Posts for Tag: venture funding

Nice day!

I've parked myself outside of Peet's for a brew. Also snapped a shot from our balcony earlier today - you can see Marin County across the water! A beautiful day today - slightly on the warm side; just the way I like it.

It's a great way to start what will be a hectic week. We're starting our big fundraising push tomorrow and while Ike is on the road, I'll be pushing out some interesting improvements to some of our core products. Good news is that January is shaping out to be a blockbuster month for us (best month of our existence!). The right combination of the post holiday credit card rush (always happens - people max out their cards and need more) plus news that the Fed lowered interest rates a few weeks back have opened up the floodgates for mortgage apps. Let's hope the remaining 19 days of the month are just as good as the first 12.
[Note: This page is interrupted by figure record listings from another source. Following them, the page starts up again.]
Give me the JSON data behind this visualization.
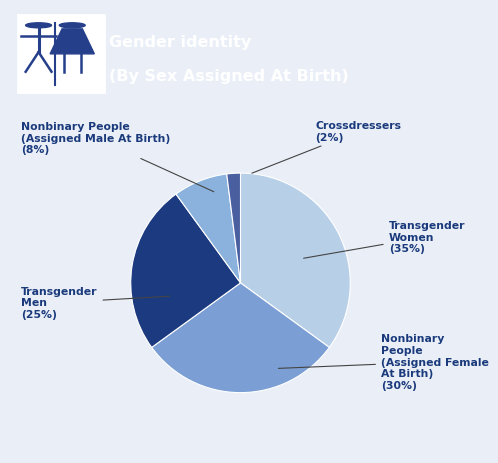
{
  "title_line1": "Gender identity",
  "title_line2": "(By Sex Assigned At Birth)",
  "slices": [
    {
      "label": "Transgender\nWomen\n(35%)",
      "value": 35,
      "color": "#b8cfe8"
    },
    {
      "label": "Nonbinary\nPeople\n(Assigned Female\nAt Birth)\n(30%)",
      "value": 30,
      "color": "#7b9fd4"
    },
    {
      "label": "Transgender\nMen\n(25%)",
      "value": 25,
      "color": "#1b3a80"
    },
    {
      "label": "Nonbinary People\n(Assigned Male At Birth)\n(8%)",
      "value": 8,
      "color": "#8ab2dc"
    },
    {
      "label": "Crossdressers\n(2%)",
      "value": 2,
      "color": "#4a5fa0"
    }
  ],
  "label_color": "#1a3a7c",
  "bg_color": "#eaeff7",
  "header_bg": "#253f8a",
  "header_text_color": "#ffffff",
  "icon_border_color": "#3a56a0",
  "startangle": 90
}
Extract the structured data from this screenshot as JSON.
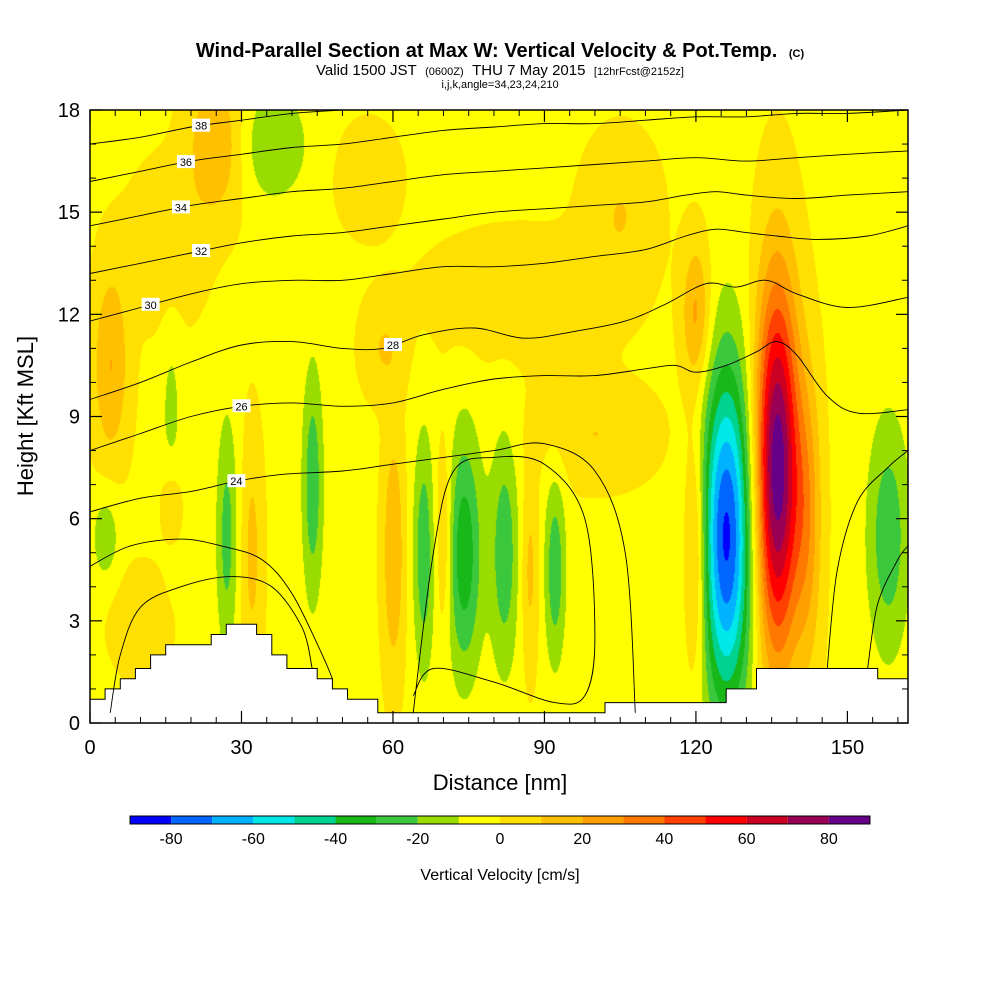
{
  "chart_data": {
    "type": "heatmap",
    "title": "Wind-Parallel Section at Max W: Vertical Velocity & Pot.Temp.",
    "title_mark": "(C)",
    "subtitle_parts": [
      "Valid 1500 JST",
      "(0600Z)",
      "THU 7 May 2015",
      "[12hrFcst@2152z]"
    ],
    "subtitle2": "i,j,k,angle=34,23,24,210",
    "xlabel": "Distance [nm]",
    "ylabel": "Height [Kft MSL]",
    "xlim": [
      0,
      162
    ],
    "ylim": [
      0,
      18
    ],
    "x_ticks": [
      0,
      30,
      60,
      90,
      120,
      150
    ],
    "y_ticks": [
      0,
      3,
      6,
      9,
      12,
      15,
      18
    ],
    "colorbar": {
      "label": "Vertical Velocity [cm/s]",
      "levels": [
        -90,
        -80,
        -70,
        -60,
        -50,
        -40,
        -30,
        -20,
        -10,
        0,
        10,
        20,
        30,
        40,
        50,
        60,
        70,
        80,
        90
      ],
      "colors": [
        "#0000ff",
        "#0066ff",
        "#00b2ff",
        "#00e8e8",
        "#00d290",
        "#18b818",
        "#3cc83c",
        "#99dd00",
        "#ffff00",
        "#ffe000",
        "#ffc000",
        "#ffa000",
        "#ff7800",
        "#ff4000",
        "#ff0000",
        "#cc0022",
        "#990055",
        "#660088"
      ],
      "tick_values": [
        -80,
        -60,
        -40,
        -20,
        0,
        20,
        40,
        60,
        80
      ]
    },
    "background_color": "#99dd00",
    "features": [
      {
        "x": 126,
        "y": 5.5,
        "sx": 3.5,
        "sy": 3.5,
        "w": -80
      },
      {
        "x": 136,
        "y": 7.5,
        "sx": 3.0,
        "sy": 3.8,
        "w": 90
      },
      {
        "x": 74,
        "y": 5.0,
        "sx": 2.5,
        "sy": 2.5,
        "w": -35
      },
      {
        "x": 66,
        "y": 5.0,
        "sx": 1.5,
        "sy": 2.5,
        "w": -25
      },
      {
        "x": 82,
        "y": 5.0,
        "sx": 2.0,
        "sy": 2.5,
        "w": -25
      },
      {
        "x": 92,
        "y": 4.5,
        "sx": 1.5,
        "sy": 2.0,
        "w": -25
      },
      {
        "x": 158,
        "y": 5.5,
        "sx": 3.0,
        "sy": 2.5,
        "w": -25
      },
      {
        "x": 44,
        "y": 7.0,
        "sx": 1.5,
        "sy": 2.5,
        "w": -25
      },
      {
        "x": 27,
        "y": 5.5,
        "sx": 1.5,
        "sy": 2.5,
        "w": -22
      },
      {
        "x": 3,
        "y": 5.5,
        "sx": 2.0,
        "sy": 1.0,
        "w": -15
      },
      {
        "x": 36,
        "y": 17.0,
        "sx": 5.0,
        "sy": 1.2,
        "w": -18
      },
      {
        "x": 16,
        "y": 8.5,
        "sx": 1.5,
        "sy": 2.5,
        "w": -12
      },
      {
        "x": 120,
        "y": 5.0,
        "sx": 1.5,
        "sy": 2.5,
        "w": 25
      },
      {
        "x": 142,
        "y": 6.0,
        "sx": 2.0,
        "sy": 3.0,
        "w": 25
      },
      {
        "x": 60,
        "y": 5.0,
        "sx": 1.5,
        "sy": 2.5,
        "w": 22
      },
      {
        "x": 70,
        "y": 5.5,
        "sx": 1.2,
        "sy": 2.0,
        "w": 18
      },
      {
        "x": 87,
        "y": 4.5,
        "sx": 1.2,
        "sy": 2.0,
        "w": 15
      },
      {
        "x": 32,
        "y": 5.0,
        "sx": 1.5,
        "sy": 2.5,
        "w": 15
      },
      {
        "x": 16,
        "y": 6.5,
        "sx": 1.5,
        "sy": 1.0,
        "w": 15
      },
      {
        "x": 120,
        "y": 12.0,
        "sx": 2.0,
        "sy": 1.5,
        "w": 25
      },
      {
        "x": 4,
        "y": 10.5,
        "sx": 2.5,
        "sy": 2.0,
        "w": 22
      },
      {
        "x": 25,
        "y": 17.0,
        "sx": 4.0,
        "sy": 1.5,
        "w": 22
      },
      {
        "x": 85,
        "y": 12.5,
        "sx": 12.0,
        "sy": 1.2,
        "w": 12
      },
      {
        "x": 55,
        "y": 16.0,
        "sx": 4.0,
        "sy": 1.0,
        "w": 12
      },
      {
        "x": 105,
        "y": 15.0,
        "sx": 5.0,
        "sy": 1.5,
        "w": 12
      },
      {
        "x": 15,
        "y": 14.0,
        "sx": 5.0,
        "sy": 1.5,
        "w": 12
      },
      {
        "x": 100,
        "y": 8.5,
        "sx": 8.0,
        "sy": 1.0,
        "w": 12
      },
      {
        "x": 58,
        "y": 11.0,
        "sx": 3.0,
        "sy": 1.0,
        "w": 12
      },
      {
        "x": 10,
        "y": 3.0,
        "sx": 4.0,
        "sy": 1.0,
        "w": 12
      }
    ],
    "terrain": [
      [
        0,
        0.7
      ],
      [
        3,
        0.7
      ],
      [
        3,
        1.0
      ],
      [
        6,
        1.0
      ],
      [
        6,
        1.3
      ],
      [
        9,
        1.3
      ],
      [
        9,
        1.6
      ],
      [
        12,
        1.6
      ],
      [
        12,
        2.0
      ],
      [
        15,
        2.0
      ],
      [
        15,
        2.3
      ],
      [
        24,
        2.3
      ],
      [
        24,
        2.6
      ],
      [
        27,
        2.6
      ],
      [
        27,
        2.9
      ],
      [
        33,
        2.9
      ],
      [
        33,
        2.6
      ],
      [
        36,
        2.6
      ],
      [
        36,
        2.0
      ],
      [
        39,
        2.0
      ],
      [
        39,
        1.6
      ],
      [
        45,
        1.6
      ],
      [
        45,
        1.3
      ],
      [
        48,
        1.3
      ],
      [
        48,
        1.0
      ],
      [
        51,
        1.0
      ],
      [
        51,
        0.7
      ],
      [
        57,
        0.7
      ],
      [
        57,
        0.3
      ],
      [
        60,
        0.3
      ],
      [
        60,
        0.3
      ],
      [
        102,
        0.3
      ],
      [
        102,
        0.6
      ],
      [
        126,
        0.6
      ],
      [
        126,
        1.0
      ],
      [
        132,
        1.0
      ],
      [
        132,
        1.6
      ],
      [
        156,
        1.6
      ],
      [
        156,
        1.3
      ],
      [
        162,
        1.3
      ]
    ],
    "theta_contours": [
      {
        "label": "24",
        "points": [
          [
            0,
            6.2
          ],
          [
            10,
            6.6
          ],
          [
            20,
            6.8
          ],
          [
            29,
            7.1
          ],
          [
            38,
            7.3
          ],
          [
            50,
            7.4
          ],
          [
            60,
            7.6
          ],
          [
            70,
            7.8
          ],
          [
            80,
            8.0
          ],
          [
            90,
            8.2
          ],
          [
            100,
            7.4
          ],
          [
            106,
            5.0
          ],
          [
            108,
            0.3
          ]
        ],
        "label_x": 29
      },
      {
        "label": "26",
        "points": [
          [
            0,
            8.0
          ],
          [
            10,
            8.5
          ],
          [
            20,
            9.0
          ],
          [
            30,
            9.3
          ],
          [
            40,
            9.4
          ],
          [
            50,
            9.3
          ],
          [
            60,
            9.4
          ],
          [
            70,
            9.8
          ],
          [
            80,
            10.1
          ],
          [
            90,
            10.2
          ],
          [
            100,
            10.2
          ],
          [
            110,
            10.4
          ],
          [
            116,
            10.5
          ],
          [
            120,
            10.3
          ],
          [
            126,
            10.5
          ],
          [
            132,
            10.9
          ],
          [
            136,
            11.2
          ],
          [
            140,
            10.8
          ],
          [
            146,
            9.6
          ],
          [
            152,
            9.1
          ],
          [
            162,
            9.2
          ]
        ],
        "label_x": 30
      },
      {
        "label": "28",
        "points": [
          [
            0,
            9.5
          ],
          [
            10,
            10.0
          ],
          [
            20,
            10.6
          ],
          [
            30,
            11.1
          ],
          [
            40,
            11.2
          ],
          [
            50,
            11.0
          ],
          [
            58,
            11.0
          ],
          [
            66,
            11.4
          ],
          [
            76,
            11.6
          ],
          [
            86,
            11.3
          ],
          [
            96,
            11.5
          ],
          [
            106,
            11.8
          ],
          [
            114,
            12.3
          ],
          [
            122,
            12.9
          ],
          [
            128,
            12.8
          ],
          [
            134,
            13.0
          ],
          [
            140,
            12.6
          ],
          [
            150,
            12.2
          ],
          [
            162,
            12.5
          ]
        ],
        "label_x": 60
      },
      {
        "label": "30",
        "points": [
          [
            0,
            11.8
          ],
          [
            10,
            12.2
          ],
          [
            20,
            12.6
          ],
          [
            30,
            12.9
          ],
          [
            40,
            13.0
          ],
          [
            50,
            13.0
          ],
          [
            60,
            13.2
          ],
          [
            70,
            13.4
          ],
          [
            80,
            13.4
          ],
          [
            90,
            13.5
          ],
          [
            100,
            13.7
          ],
          [
            110,
            13.9
          ],
          [
            118,
            14.3
          ],
          [
            124,
            14.5
          ],
          [
            130,
            14.4
          ],
          [
            136,
            14.3
          ],
          [
            144,
            14.2
          ],
          [
            154,
            14.3
          ],
          [
            162,
            14.6
          ]
        ],
        "label_x": 12
      },
      {
        "label": "32",
        "points": [
          [
            0,
            13.2
          ],
          [
            10,
            13.5
          ],
          [
            20,
            13.8
          ],
          [
            30,
            14.1
          ],
          [
            40,
            14.3
          ],
          [
            50,
            14.4
          ],
          [
            60,
            14.6
          ],
          [
            70,
            14.8
          ],
          [
            80,
            15.0
          ],
          [
            90,
            15.1
          ],
          [
            100,
            15.2
          ],
          [
            110,
            15.3
          ],
          [
            118,
            15.5
          ],
          [
            124,
            15.6
          ],
          [
            130,
            15.5
          ],
          [
            140,
            15.4
          ],
          [
            150,
            15.5
          ],
          [
            162,
            15.6
          ]
        ],
        "label_x": 22
      },
      {
        "label": "34",
        "points": [
          [
            0,
            14.6
          ],
          [
            10,
            14.9
          ],
          [
            20,
            15.2
          ],
          [
            30,
            15.4
          ],
          [
            40,
            15.6
          ],
          [
            50,
            15.7
          ],
          [
            60,
            15.9
          ],
          [
            70,
            16.1
          ],
          [
            80,
            16.2
          ],
          [
            90,
            16.3
          ],
          [
            100,
            16.4
          ],
          [
            110,
            16.5
          ],
          [
            120,
            16.6
          ],
          [
            130,
            16.5
          ],
          [
            140,
            16.6
          ],
          [
            150,
            16.7
          ],
          [
            162,
            16.8
          ]
        ],
        "label_x": 18
      },
      {
        "label": "36",
        "points": [
          [
            0,
            15.9
          ],
          [
            10,
            16.2
          ],
          [
            20,
            16.5
          ],
          [
            30,
            16.7
          ],
          [
            40,
            16.9
          ],
          [
            50,
            17.0
          ],
          [
            60,
            17.2
          ],
          [
            70,
            17.4
          ],
          [
            80,
            17.5
          ],
          [
            90,
            17.6
          ],
          [
            100,
            17.6
          ],
          [
            110,
            17.7
          ],
          [
            120,
            17.8
          ],
          [
            130,
            17.8
          ],
          [
            140,
            17.9
          ],
          [
            150,
            17.9
          ],
          [
            162,
            18.0
          ]
        ],
        "label_x": 19
      },
      {
        "label": "38",
        "points": [
          [
            0,
            17.0
          ],
          [
            10,
            17.2
          ],
          [
            20,
            17.5
          ],
          [
            30,
            17.7
          ],
          [
            40,
            17.9
          ],
          [
            50,
            18.0
          ]
        ],
        "label_x": 22
      }
    ],
    "extra_contours": [
      [
        [
          4,
          0.3
        ],
        [
          6,
          2.0
        ],
        [
          10,
          3.4
        ],
        [
          18,
          4.0
        ],
        [
          28,
          4.3
        ],
        [
          36,
          4.0
        ],
        [
          42,
          2.8
        ],
        [
          44,
          1.6
        ]
      ],
      [
        [
          0,
          4.6
        ],
        [
          8,
          5.2
        ],
        [
          18,
          5.4
        ],
        [
          26,
          5.2
        ],
        [
          34,
          4.8
        ],
        [
          40,
          3.8
        ],
        [
          46,
          2.0
        ],
        [
          48,
          1.3
        ]
      ],
      [
        [
          64,
          0.3
        ],
        [
          68,
          5.0
        ],
        [
          72,
          7.4
        ],
        [
          80,
          7.8
        ],
        [
          90,
          7.6
        ],
        [
          98,
          6.0
        ],
        [
          100,
          2.5
        ],
        [
          98,
          0.8
        ],
        [
          92,
          0.6
        ],
        [
          80,
          1.2
        ],
        [
          68,
          1.6
        ],
        [
          64,
          0.8
        ]
      ],
      [
        [
          146,
          1.6
        ],
        [
          148,
          4.5
        ],
        [
          152,
          6.5
        ],
        [
          158,
          7.5
        ],
        [
          162,
          8.0
        ]
      ],
      [
        [
          154,
          1.6
        ],
        [
          156,
          3.5
        ],
        [
          160,
          4.8
        ],
        [
          162,
          5.2
        ]
      ]
    ]
  }
}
My thoughts on Facebook's pulled employee stock sale

As reported by the Wall Street Journal, Facebook has pulled its planned employee stock sale. This would have allowed the 800+ employees of Facebook to sell a portion of their stock to private investors - supposedly $900,000 worth or 10% of vested shares, whichever is less. Reasons that some outlets are stating was that Facebook couldn't find any private investors who wanted to buy the stock at a company valuation of $4 billion - a far cry from the $15 billion valuation Microsoft got for its $240 million investment.
 
I'm not really shocked that there were no takers at $4 billion. At the time of the original Microsoft investment, I thought Facebook's value was somewhere around $7 - $8 billion. Then when Techcrunch got a hold of some internal financials, I did a back of the envelope recalculation and stated that they should be valued at $4.5 - $5.25 billion which is 15 times projected 2008 revenues. Contrast that with Yahoo or Google which are valued at 2.19 and 4.13, respectively. These have gone down some recently but even if you calculate at January 2008 share prices, Yahoo and Google would still only trade at 4.44 and 10.91 times revenue, respectively. You can make the argument that these are more mature, slower growing companies but these are also PROFITABLE companies - in the case of Google, VERY PROFITABLE. Facebook, on the other hand has huge capital expenditures for servers/bandwidth ($200 million according to Techcrunch) and a hard to monetize audience. They may be GAAP profitable or break-even but most definitely not cash flow positive. Given the eventual slowdown in the online advertising market, I don't think it will get easier for them to squeeze more revenue from their users. However, the cost to support their growing legion of users is going to grow as they'll need more servers and bandwidth.
 
With that said, my new calculation of Facebook's value would only be at best 5 times revenue or $1.5 - $1.75 billion. Of course if they had allowed the employee sale to reset the value of their company, I doubt they'd raise enough through an eventual IPO to cover their growing capital expenditures. The more important question is, how much of the $516 million that they've raised is still there? My guess is that if they can't raise another $100+ million round soon, Facebook could be in for some tough times.

Glad to be lean...

Not literally, of course. Anyone who knows me will agree I could lose a few lbs. I'm speaking from the start-up sense. I just read an article on Techcrunch that VC backed start-ups are having a hard time exiting. The post right after it was that Eyespot ran out of cash and shut down. I've never used the Eyespot service but it looks like it took some heavy engineering to get it done. To that end, they raised about $3.6 million and hired 22 people. I'm sure they also got an office, computers, water, etc. to support these 22 people. That's a lot of infrastructure cost and it looks like they didn't have the revenues to support it.

Taking the lessons learned from our last start-up, we definitely decided to go lean the second time around. Case in point, at our last start-up we got a 3 year lease on almost 5,000 sq. ft. of office space when we only had 6 employees (we were going to grow into it - so we thought). Turns out that the lease was one of our biggest cash sinks. Start-up number two? We share desks in a shared office space. Here's a shot of our messy work area.

We did this when we didn't generate any revenue because since we boot-strapped this venture, we thought it better to spend our limited funds on talent versus rent. It turned out to be a good move as we weathered through some lean months before ultimately hitting our stride and becoming cash flow positive. Fast forward to over a year and we're still sitting at the same desk except now we rent out a few more desks as we've grown. Once we have built enough of a cash flow cushion, we MIGHT think about getting a separate office space. Part of me has become attached to the more intimate setup, though. We now easily bounce ideas of each other which will become harder once everyone has their own desk. I guess that's the price of progress though.